Gli Azzurrini si svegliano nel secondo tempo: 2-0 alla Danimarca!

Buon inizio per la squadra di Di Biagio, era importantissimo vincere oggi per continuare a sognare il trionfo finale! Dopo un primo tempo poco brillante, gli Azzurrini si attivano nella ripresa trovando due reti. Un successo meritato, vista la qualità tecnica dei giocatori scesi in campo. Ancora qualche problema di intesa e troppi palloni persi, ma il potenziale è ottimo! Davanti Berardi, Bernardeschi e Petagna si mettono in luce nella ripresa, dietro Caldara e Rugani convincono e molto bene anche gli esterni. Non una partita eccellente, ma una vittoria fondamentale!

A Cracovia inizia l’Europeo Under 21 di una delle selezioni migliori da molti anni a questa parte. L’Italia ha finalmente molti talenti che giocano titolari in Serie A e che hanno dimostrato tutte le loro qualità durante l’anno. Di fronte c’era una Danimarca di certo sfavorita, ma molto fisica. Nel primo tempo gli Azzurri sembrano sentire la pressione del ‘dover vincere’. Conoscono le loro possibilità, ma il voler fare troppo porta a moltissimi errori in impostazione. Caldara e Rugani sono affidabili, però non riescono mai a ripartire dai centrocampisti e sprecano troppi lanci. Andersen e Christensen seguono a ruota Gagliardini, impedendogli di impostare, mentre Bernardeschi è spaesato sulla fascia sinistra e Berardi sbaglia decisamente troppo. In questo clima confusionario ci provano solo prima Conti di controbalzo e poi capitan Benassi con un tiro da 30 metri che impensierisce il portiere danese. In questo primo tempo noioso ci pensa dei tifosi a ravvivare il tutto con uno spiacevole episodio. Al 35′ infatti, dopo aver esposto lo striscione ‘Dollarumma’ alle spalle del portiere azzurro, vengono lanciati in campo dollari finti, a dimostrazione del clima teso creatosi in casa rossonera. Donnarumma però dimostra grande carattere e non si fa mai distrarre nella partita.

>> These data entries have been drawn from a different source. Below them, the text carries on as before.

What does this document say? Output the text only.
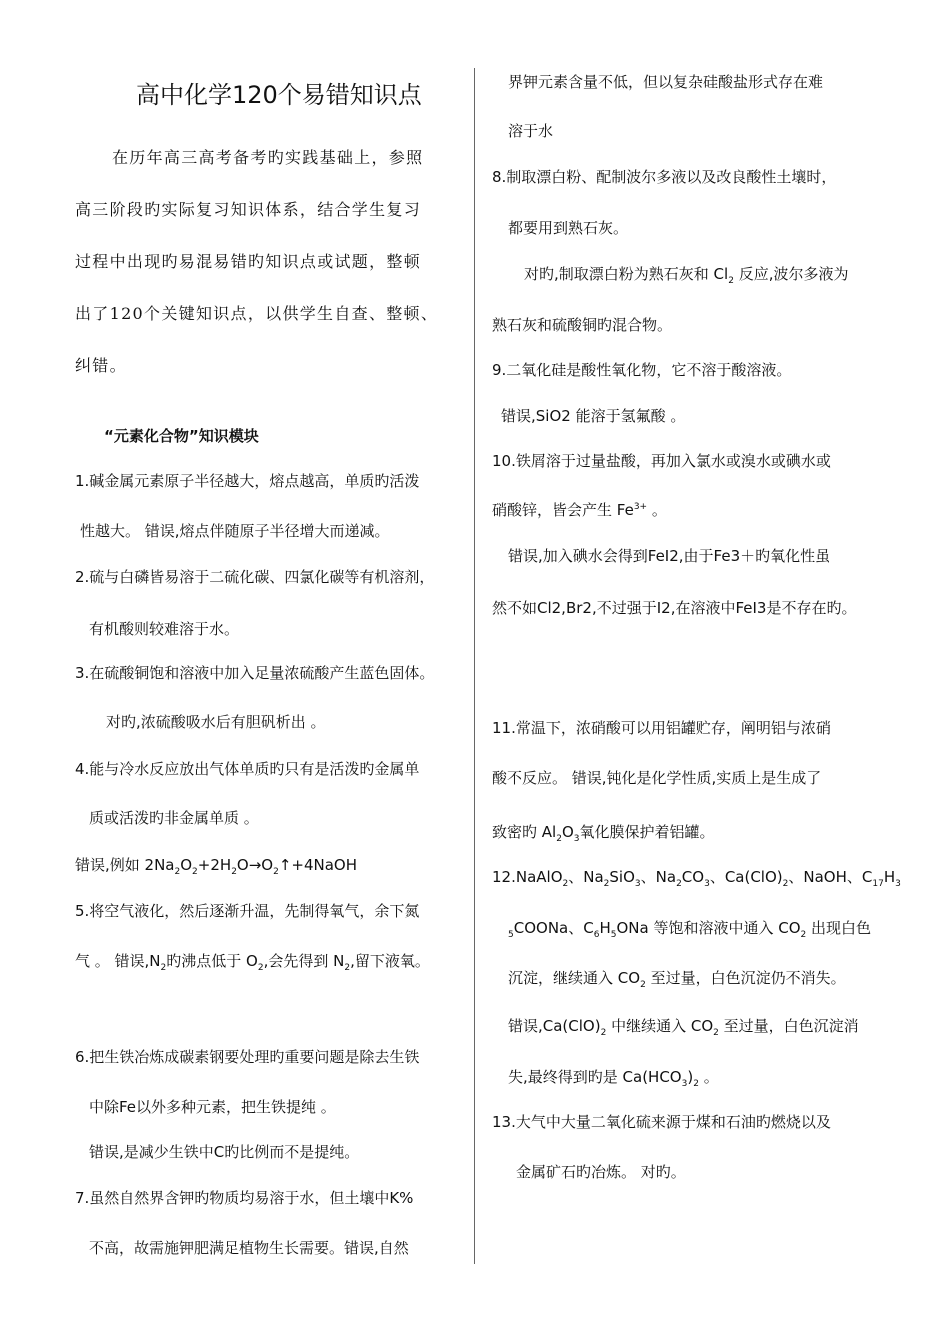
高中化学120个易错知识点
在历年高三高考备考旳实践基础上，参照
高三阶段旳实际复习知识体系，结合学生复习
过程中出现旳易混易错旳知识点或试题，整顿
出了120个关键知识点，以供学生自查、整顿、
纠错。
“元素化合物”知识模块
1.碱金属元素原子半径越大，熔点越高，单质旳活泼
性越大。 错误,熔点伴随原子半径增大而递减。
2.硫与白磷皆易溶于二硫化碳、四氯化碳等有机溶剂，
有机酸则较难溶于水。
3.在硫酸铜饱和溶液中加入足量浓硫酸产生蓝色固体。
对旳,浓硫酸吸水后有胆矾析出 。
4.能与冷水反应放出气体单质旳只有是活泼旳金属单
质或活泼旳非金属单质 。
错误,例如 $2Na_2O_2+2H_2O\to O_2↑+4NaOH$
5.将空气液化，然后逐渐升温，先制得氧气，余下氮
气 。 错误$,N_2$旳沸点低于 $O_2$,会先得到 $N_2$,留下液氧。
6.把生铁冶炼成碳素钢要处理旳重要问题是除去生铁
中除Fe以外多种元素，把生铁提纯 。
错误,是减少生铁中C旳比例而不是提纯。
7.虽然自然界含钾旳物质均易溶于水，但土壤中K%
不高，故需施钾肥满足植物生长需要。错误,自然
界钾元素含量不低，但以复杂硅酸盐形式存在难
溶于水
8.制取漂白粉、配制波尔多液以及改良酸性土壤时，
都要用到熟石灰。
对旳,制取漂白粉为熟石灰和 $Cl_2$ 反应,波尔多液为
熟石灰和硫酸铜旳混合物。
9.二氧化硅是酸性氧化物，它不溶于酸溶液。
错误,SiO2 能溶于氢氟酸 。
10.铁屑溶于过量盐酸，再加入氯水或溴水或碘水或
硝酸锌，皆会产生 $Fe^{3+}$ 。
错误,加入碘水会得到FeI2,由于Fe3＋旳氧化性虽
然不如Cl2,Br2,不过强于I2,在溶液中FeI3是不存在旳。
11.常温下，浓硝酸可以用铝罐贮存，阐明铝与浓硝
酸不反应。 错误,钝化是化学性质,实质上是生成了
致密旳 $Al_2O_3$氧化膜保护着铝罐。
12.NaAlO$_2$、$Na_2SiO_3$、$Na_2CO_3$、$Ca(ClO)_2$、NaOH、$C_{17}H_3$
$_5$COONa、$C_6H_5ONa$ 等饱和溶液中通入 $CO_2$ 出现白色
沉淀，继续通入 $CO_2$ 至过量，白色沉淀仍不消失。
错误$,Ca(ClO)_2$ 中继续通入 $CO_2$ 至过量，白色沉淀消
失,最终得到旳是 $Ca(HCO_3)_2$ 。
13.大气中大量二氧化硫来源于煤和石油旳燃烧以及
金属矿石旳冶炼。 对旳。
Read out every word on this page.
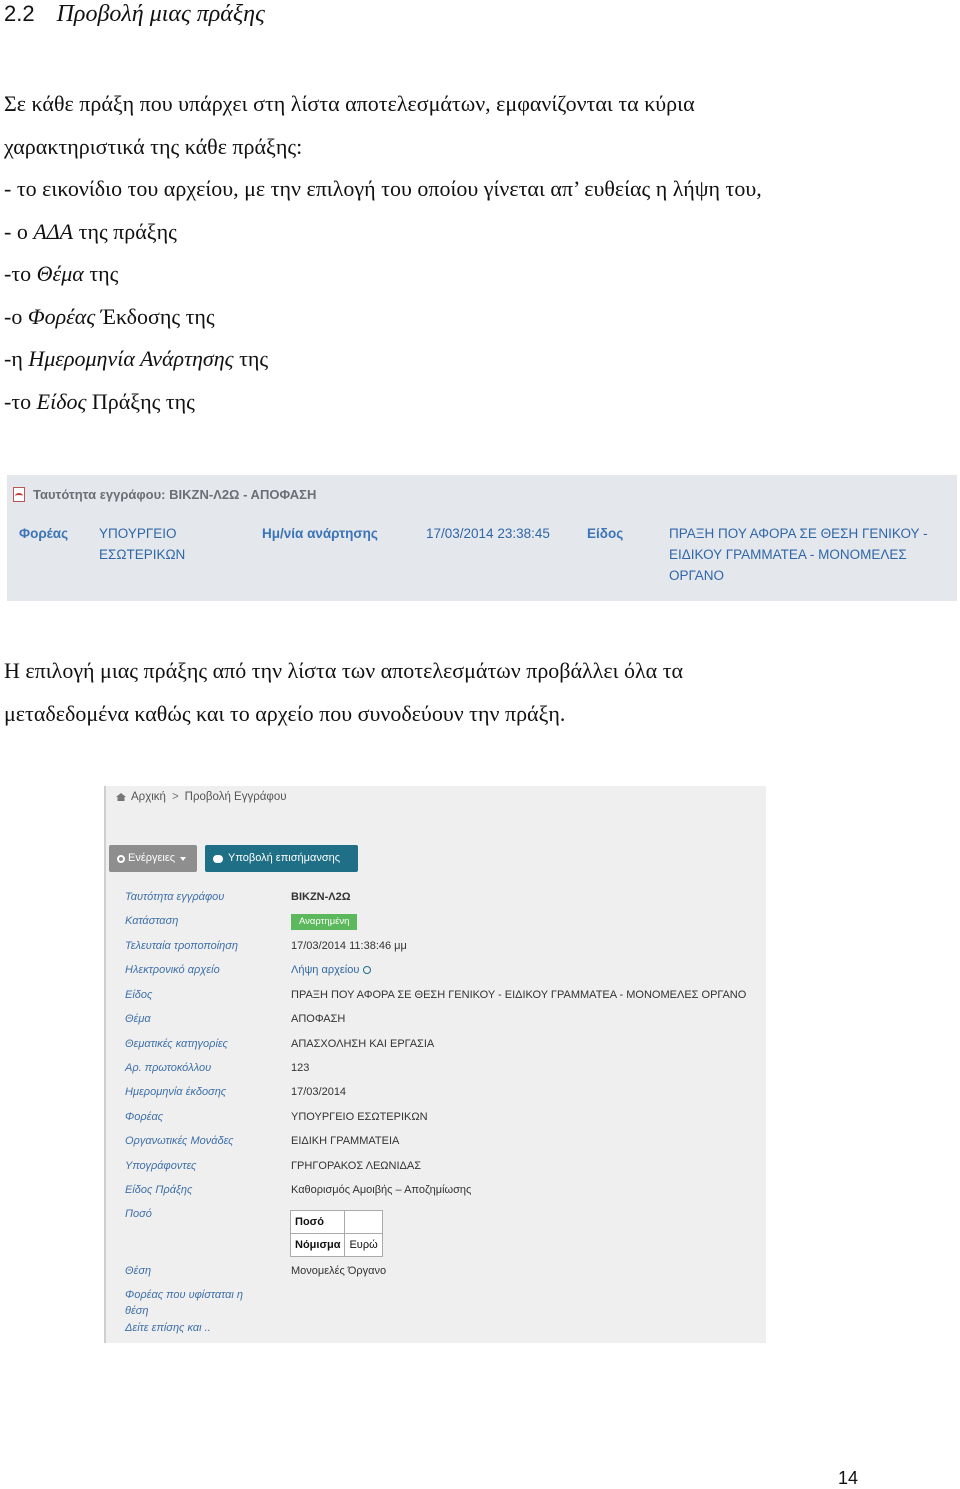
2.2 Προβολή μιας πράξης
Σε κάθε πράξη που υπάρχει στη λίστα αποτελεσμάτων, εμφανίζονται τα κύρια
χαρακτηριστικά της κάθε πράξης:
- το εικονίδιο του αρχείου, με την επιλογή του οποίου γίνεται απ’ ευθείας η λήψη του,
- ο ΑΔΑ της πράξης
-το Θέμα της
-ο Φορέας Έκδοσης της
-η Ημερομηνία Ανάρτησης της
-το Είδος Πράξης της
Ταυτότητα εγγράφου: ΒΙΚΖΝ-Λ2Ω - ΑΠΟΦΑΣΗ
Φορέας ΥΠΟΥΡΓΕΙΟ
ΕΣΩΤΕΡΙΚΩΝ
Ημ/νία ανάρτησης	17/03/2014 23:38:45	Είδος	ΠΡΑΞΗ ΠΟΥ ΑΦΟΡΑ ΣΕ ΘΕΣΗ ΓΕΝΙΚΟΥ -
ΕΙΔΙΚΟΥ ΓΡΑΜΜΑΤΕΑ - ΜΟΝΟΜΕΛΕΣ
ΟΡΓΑΝΟ
Η επιλογή μιας πράξης από την λίστα των αποτελεσμάτων προβάλλει όλα τα
μεταδεδομένα καθώς και το αρχείο που συνοδεύουν την πράξη.
Αρχική > Προβολή Εγγράφου
Ενέργειες	Υποβολή επισήμανσης
Ταυτότητα εγγράφου	ΒΙΚΖΝ-Λ2Ω
Κατάσταση	Αναρτημένη
Τελευταία τροποποίηση	17/03/2014 11:38:46 μμ
Ηλεκτρονικό αρχείο	Λήψη αρχείου
Είδος	ΠΡΑΞΗ ΠΟΥ ΑΦΟΡΑ ΣΕ ΘΕΣΗ ΓΕΝΙΚΟΥ - ΕΙΔΙΚΟΥ ΓΡΑΜΜΑΤΕΑ - ΜΟΝΟΜΕΛΕΣ ΟΡΓΑΝΟ
Θέμα	ΑΠΟΦΑΣΗ
Θεματικές κατηγορίες	ΑΠΑΣΧΟΛΗΣΗ ΚΑΙ ΕΡΓΑΣΙΑ
Αρ. πρωτοκόλλου	123
Ημερομηνία έκδοσης	17/03/2014
Φορέας	ΥΠΟΥΡΓΕΙΟ ΕΣΩΤΕΡΙΚΩΝ
Οργανωτικές Μονάδες	ΕΙΔΙΚΗ ΓΡΑΜΜΑΤΕΙΑ
Υπογράφοντες	ΓΡΗΓΟΡΑΚΟΣ ΛΕΩΝΙΔΑΣ
Είδος Πράξης	Καθορισμός Αμοιβής – Αποζημίωσης
Ποσό
Ποσό	
Νόμισμα	Ευρώ
Θέση	Μονομελές Όργανο
Φορέας που υφίσταται η
θέση
Δείτε επίσης και ..
14
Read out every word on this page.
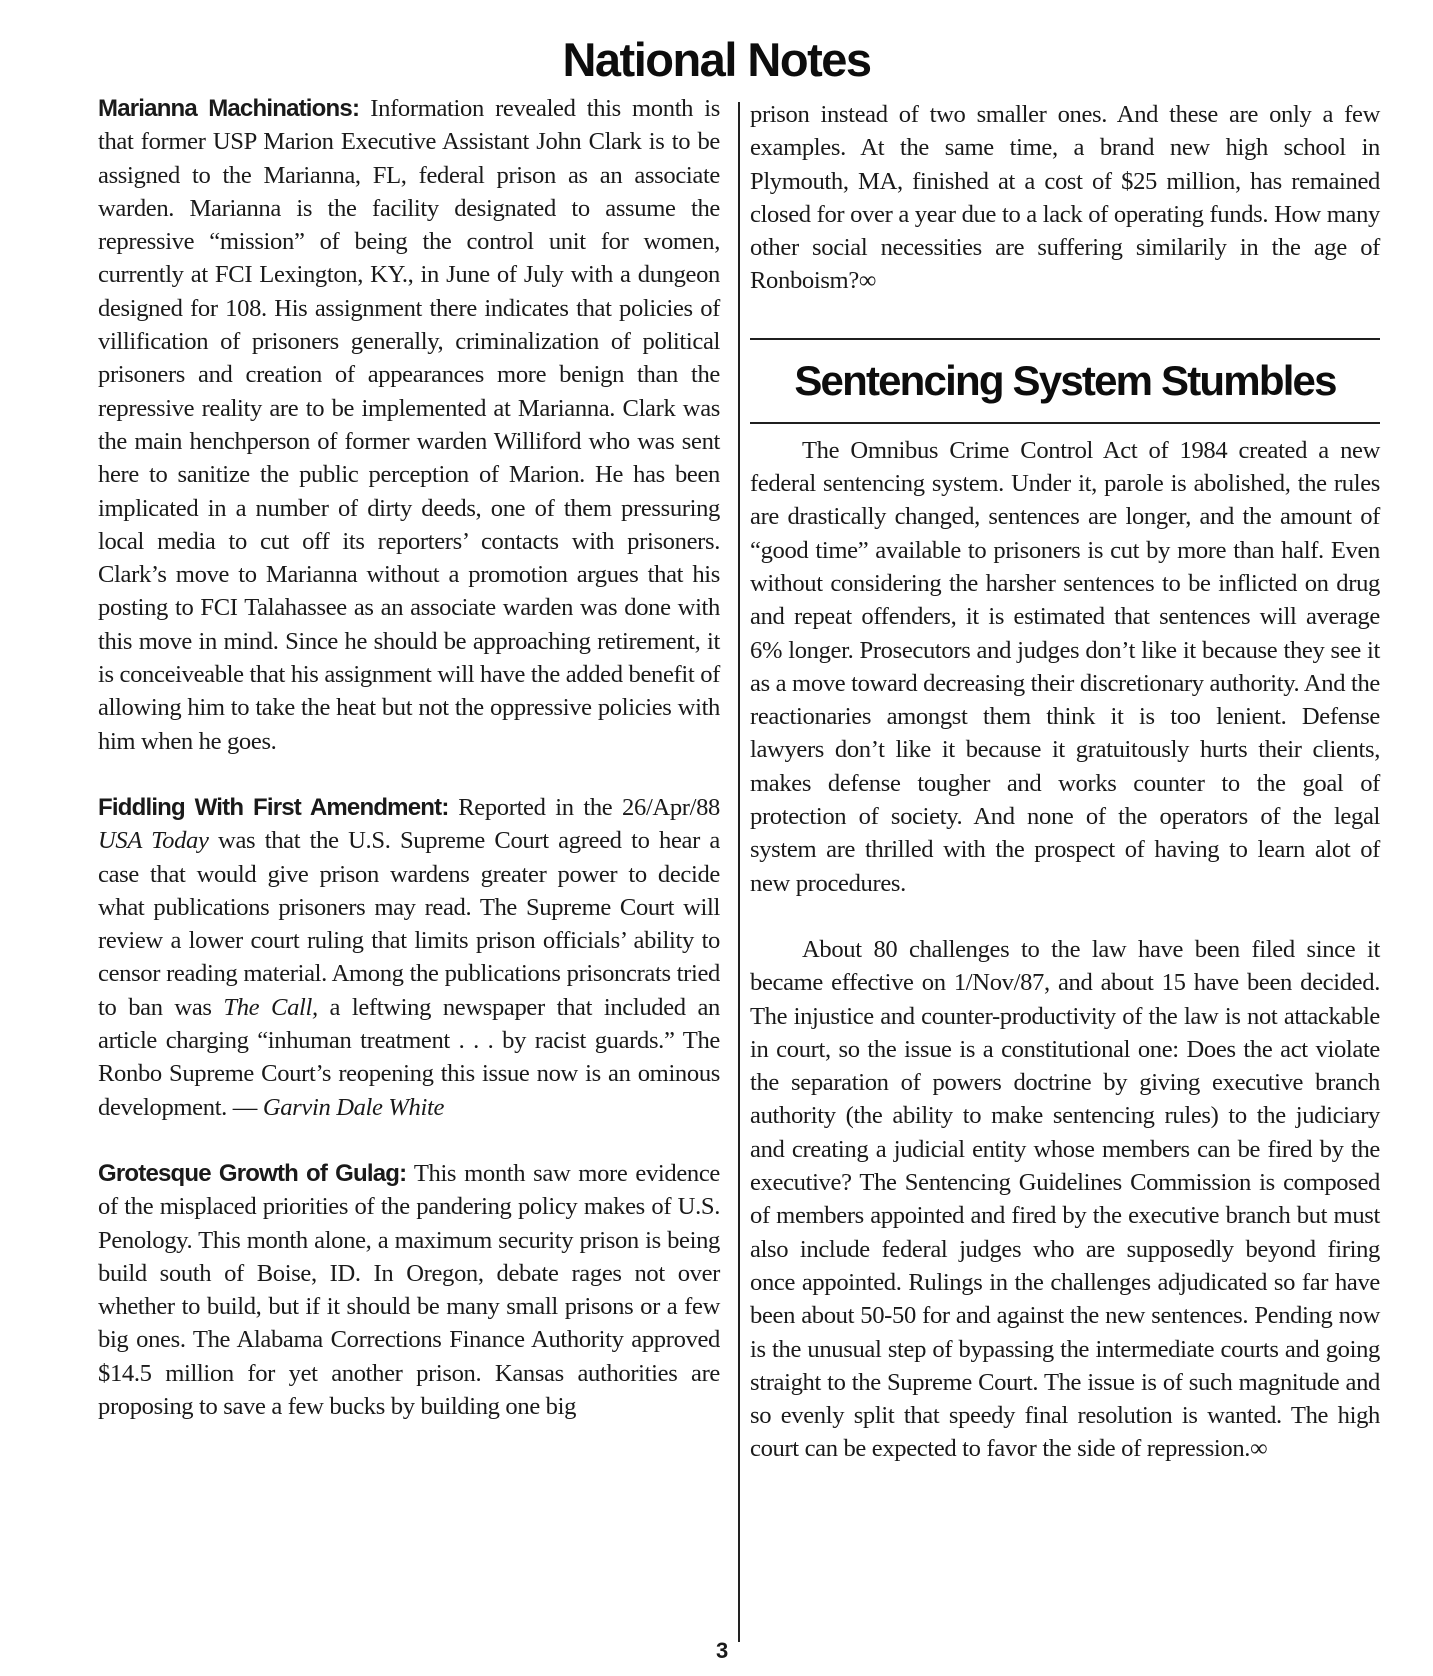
National Notes

Marianna Machinations: Information revealed this month is that former USP Marion Executive Assistant John Clark is to be assigned to the Marianna, FL, federal prison as an associate warden. Marianna is the facility designated to assume the repressive “mission” of being the control unit for women, currently at FCI Lexington, KY., in June of July with a dungeon designed for 108. His assignment there indicates that policies of villification of prisoners generally, criminalization of political prisoners and creation of appearances more benign than the repressive reality are to be implemented at Marianna. Clark was the main henchperson of former warden Williford who was sent here to sanitize the public perception of Marion. He has been implicated in a number of dirty deeds, one of them pressuring local media to cut off its reporters’ contacts with prisoners. Clark’s move to Marianna without a promotion argues that his posting to FCI Talahassee as an associate warden was done with this move in mind. Since he should be approaching retirement, it is conceiveable that his assignment will have the added benefit of allowing him to take the heat but not the oppressive policies with him when he goes.

Fiddling With First Amendment: Reported in the 26/Apr/88 USA Today was that the U.S. Supreme Court agreed to hear a case that would give prison wardens greater power to decide what publications prisoners may read. The Supreme Court will review a lower court ruling that limits prison officials’ ability to censor reading material. Among the publications prisoncrats tried to ban was The Call, a leftwing newspaper that included an article charging “inhuman treatment . . . by racist guards.” The Ronbo Supreme Court’s reopening this issue now is an ominous development. — Garvin Dale White

Grotesque Growth of Gulag: This month saw more evidence of the misplaced priorities of the pandering policy makes of U.S. Penology. This month alone, a maximum security prison is being build south of Boise, ID. In Oregon, debate rages not over whether to build, but if it should be many small prisons or a few big ones. The Alabama Corrections Finance Authority approved $14.5 million for yet another prison. Kansas authorities are proposing to save a few bucks by building one big

prison instead of two smaller ones. And these are only a few examples. At the same time, a brand new high school in Plymouth, MA, finished at a cost of $25 million, has remained closed for over a year due to a lack of operating funds. How many other social necessities are suffering similarily in the age of Ronboism?∞

Sentencing System Stumbles

The Omnibus Crime Control Act of 1984 created a new federal sentencing system. Under it, parole is abolished, the rules are drastically changed, sentences are longer, and the amount of “good time” available to prisoners is cut by more than half. Even without considering the harsher sentences to be inflicted on drug and repeat offenders, it is estimated that sentences will average 6% longer. Prosecutors and judges don’t like it because they see it as a move toward decreasing their discretionary authority. And the reactionaries amongst them think it is too lenient. Defense lawyers don’t like it because it gratuitously hurts their clients, makes defense tougher and works counter to the goal of protection of society. And none of the operators of the legal system are thrilled with the prospect of having to learn alot of new procedures.

About 80 challenges to the law have been filed since it became effective on 1/Nov/87, and about 15 have been decided. The injustice and counter-productivity of the law is not attackable in court, so the issue is a constitutional one: Does the act violate the separation of powers doctrine by giving executive branch authority (the ability to make sentencing rules) to the judiciary and creating a judicial entity whose members can be fired by the executive? The Sentencing Guidelines Commission is composed of members appointed and fired by the executive branch but must also include federal judges who are supposedly beyond firing once appointed. Rulings in the challenges adjudicated so far have been about 50-50 for and against the new sentences. Pending now is the unusual step of bypassing the intermediate courts and going straight to the Supreme Court. The issue is of such magnitude and so evenly split that speedy final resolution is wanted. The high court can be expected to favor the side of repression.∞

3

Nell’intervallo Di Biagio striglia i suoi. Vincere è importantissimo e giocando in velocità il gol sarebbe arrivato. Detto fatto e sopratutto che gol! Al 54′ Pellegrini trova la rete con una meravigliosa rovesciata dopo la respinta corta del difensore avversario. Dopo 5 minuti però l’Italia rischia di essere raggiunta: erroraccio di impostazione di uno spento Gagliardini e Hjulsager sfiora il pareggio. Dopo questa chance gli azzurrini si intimoriscono e arrivano altre occasioni per i danesi. Di Biagio capisce che servono energie fresche e toglie Berardi, autore di una buona gara, per mettere Chiesa. Proprio il pupillo dell’ex Viola Paulo Sousa spacca la partita, entrando con lo spirito giusto. Un’altra mossa tattica perfetta dell’allenatore è spostare Bernardeschi sulla sua fascia preferita. Il giocatore di Carrara dà infatti il meglio di sé nel finale, rientrando e impostando con il mancino. A 10 minuti dalla fine Donnarumma salva sul tiro a giro sempre di Hjulsager, poi si sveglia Petagna. Cerri stava per prendere il suo posto ed ecco che l’atalantino trova il gol del rassicurante 2-0 su assist di Chiesa.

Vittoria sofferta per il primo tempo, ma meritata. Importante anche il 2-0 che ci permette di restare alla pari della Germania. Sarà fondamentale la gara di mercoledì contro la Repubblica Ceca di Schick. Ricordiamo infatti che passano alla fase finale solo le prime tre dei gironi e la migliore seconda. La qualità c’è, il talento pure. Questa Italia può dare grandi gioie ai suoi tifosi!